Future Urban Scenes Generation Through Vehicles Synthesis
This work addresses the challenge of generating realistic future urban scenes for applications like autonomous driving, but it is incremental as it builds on existing tracking and synthesis methods.
The paper tackles the problem of predicting the future visual appearance of urban scenes by proposing a two-stage deep learning pipeline that models each actor independently and uses per-object novel view synthesis, showing superiority over end-to-end methods on the CityFlow dataset.

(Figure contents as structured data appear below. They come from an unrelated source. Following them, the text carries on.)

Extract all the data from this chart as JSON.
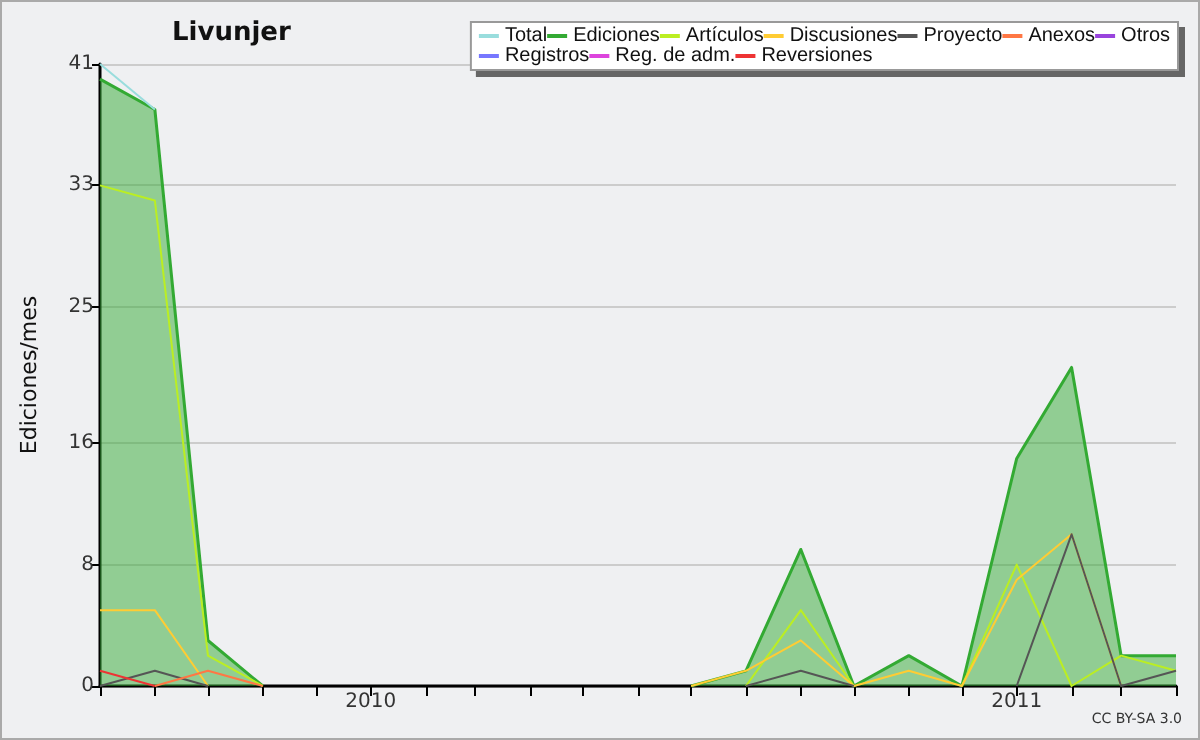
{
  "chart_data": {
    "type": "line",
    "title": "Livunjer",
    "ylabel": "Ediciones/mes",
    "x": [
      "2009-08",
      "2009-09",
      "2009-10",
      "2009-11",
      "2009-12",
      "2010-01",
      "2010-02",
      "2010-03",
      "2010-04",
      "2010-05",
      "2010-06",
      "2010-07",
      "2010-08",
      "2010-09",
      "2010-10",
      "2010-11",
      "2010-12",
      "2011-01",
      "2011-02",
      "2011-03",
      "2011-04"
    ],
    "series": [
      {
        "name": "Total",
        "color": "#99dddd",
        "values": [
          41,
          38,
          null,
          null,
          null,
          null,
          null,
          null,
          null,
          null,
          null,
          null,
          null,
          null,
          null,
          null,
          null,
          null,
          null,
          null,
          null
        ]
      },
      {
        "name": "Ediciones",
        "type": "area",
        "color": "#33aa33",
        "values": [
          40,
          38,
          3,
          0,
          null,
          null,
          null,
          null,
          null,
          null,
          null,
          0,
          1,
          9,
          0,
          2,
          0,
          15,
          21,
          2,
          2
        ]
      },
      {
        "name": "Artículos",
        "color": "#bbee22",
        "values": [
          33,
          32,
          2,
          0,
          null,
          null,
          null,
          null,
          null,
          null,
          null,
          null,
          0,
          5,
          0,
          null,
          0,
          8,
          0,
          2,
          1
        ]
      },
      {
        "name": "Discusiones",
        "color": "#ffcc33",
        "values": [
          5,
          5,
          0,
          null,
          null,
          null,
          null,
          null,
          null,
          null,
          null,
          0,
          1,
          3,
          0,
          1,
          0,
          7,
          10,
          0,
          null
        ]
      },
      {
        "name": "Proyecto",
        "color": "#555555",
        "values": [
          0,
          1,
          0,
          null,
          null,
          null,
          null,
          null,
          null,
          null,
          null,
          null,
          0,
          1,
          0,
          null,
          null,
          0,
          10,
          0,
          1
        ]
      },
      {
        "name": "Anexos",
        "color": "#ff7744",
        "values": [
          null,
          0,
          1,
          0,
          null,
          null,
          null,
          null,
          null,
          null,
          null,
          null,
          null,
          null,
          null,
          null,
          null,
          null,
          null,
          null,
          null
        ]
      },
      {
        "name": "Otros",
        "color": "#9944dd",
        "values": [
          null,
          null,
          null,
          null,
          null,
          null,
          null,
          null,
          null,
          null,
          null,
          null,
          null,
          null,
          null,
          null,
          null,
          null,
          null,
          null,
          null
        ]
      },
      {
        "name": "Registros",
        "color": "#7777ff",
        "values": [
          null,
          null,
          null,
          null,
          null,
          null,
          null,
          null,
          null,
          null,
          null,
          null,
          null,
          null,
          null,
          null,
          null,
          null,
          null,
          null,
          null
        ]
      },
      {
        "name": "Reg. de adm.",
        "color": "#dd44dd",
        "values": [
          null,
          null,
          null,
          null,
          null,
          null,
          null,
          null,
          null,
          null,
          null,
          null,
          null,
          null,
          null,
          null,
          null,
          null,
          null,
          null,
          null
        ]
      },
      {
        "name": "Reversiones",
        "color": "#ee3333",
        "values": [
          1,
          0,
          null,
          null,
          null,
          null,
          null,
          null,
          null,
          null,
          null,
          null,
          null,
          null,
          null,
          null,
          null,
          null,
          null,
          null,
          null
        ]
      }
    ],
    "xlim": [
      "2009-08",
      "2011-04"
    ],
    "xticks": [
      {
        "value": "2009-08",
        "label": null
      },
      {
        "value": "2009-09",
        "label": null
      },
      {
        "value": "2009-10",
        "label": null
      },
      {
        "value": "2009-11",
        "label": null
      },
      {
        "value": "2009-12",
        "label": null
      },
      {
        "value": "2010-01",
        "label": "2010"
      },
      {
        "value": "2010-02",
        "label": null
      },
      {
        "value": "2010-03",
        "label": null
      },
      {
        "value": "2010-04",
        "label": null
      },
      {
        "value": "2010-05",
        "label": null
      },
      {
        "value": "2010-06",
        "label": null
      },
      {
        "value": "2010-07",
        "label": null
      },
      {
        "value": "2010-08",
        "label": null
      },
      {
        "value": "2010-09",
        "label": null
      },
      {
        "value": "2010-10",
        "label": null
      },
      {
        "value": "2010-11",
        "label": null
      },
      {
        "value": "2010-12",
        "label": null
      },
      {
        "value": "2011-01",
        "label": "2011"
      },
      {
        "value": "2011-02",
        "label": null
      },
      {
        "value": "2011-03",
        "label": null
      },
      {
        "value": "2011-04",
        "label": null
      }
    ],
    "ylim": [
      0,
      41
    ],
    "yticks": [
      0,
      8,
      16,
      25,
      33,
      41
    ],
    "grid": "y",
    "legend": "top right",
    "marker": "none",
    "line_style": "solid",
    "annotations": [
      "CC BY-SA 3.0"
    ]
  }
}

In this work we propose a deep learning pipeline to predict the visual future appearance of an urban scene. Despite recent advances, generating the entire scene in an end-to-end fashion is still far from being achieved. Instead, here we follow a two stages approach, where interpretable information is included in the loop and each actor is modelled independently. We leverage a per-object novel view synthesis paradigm; i.e. generating a synthetic representation of an object undergoing a geometrical roto-translation in the 3D space. Our model can be easily conditioned with constraints (e.g. input trajectories) provided by state-of-the-art tracking methods or by the user itself. This allows us to generate a set of diverse realistic futures starting from the same input in a multi-modal fashion. We visually and quantitatively show the superiority of this approach over traditional end-to-end scene-generation methods on CityFlow, a challenging real world dataset.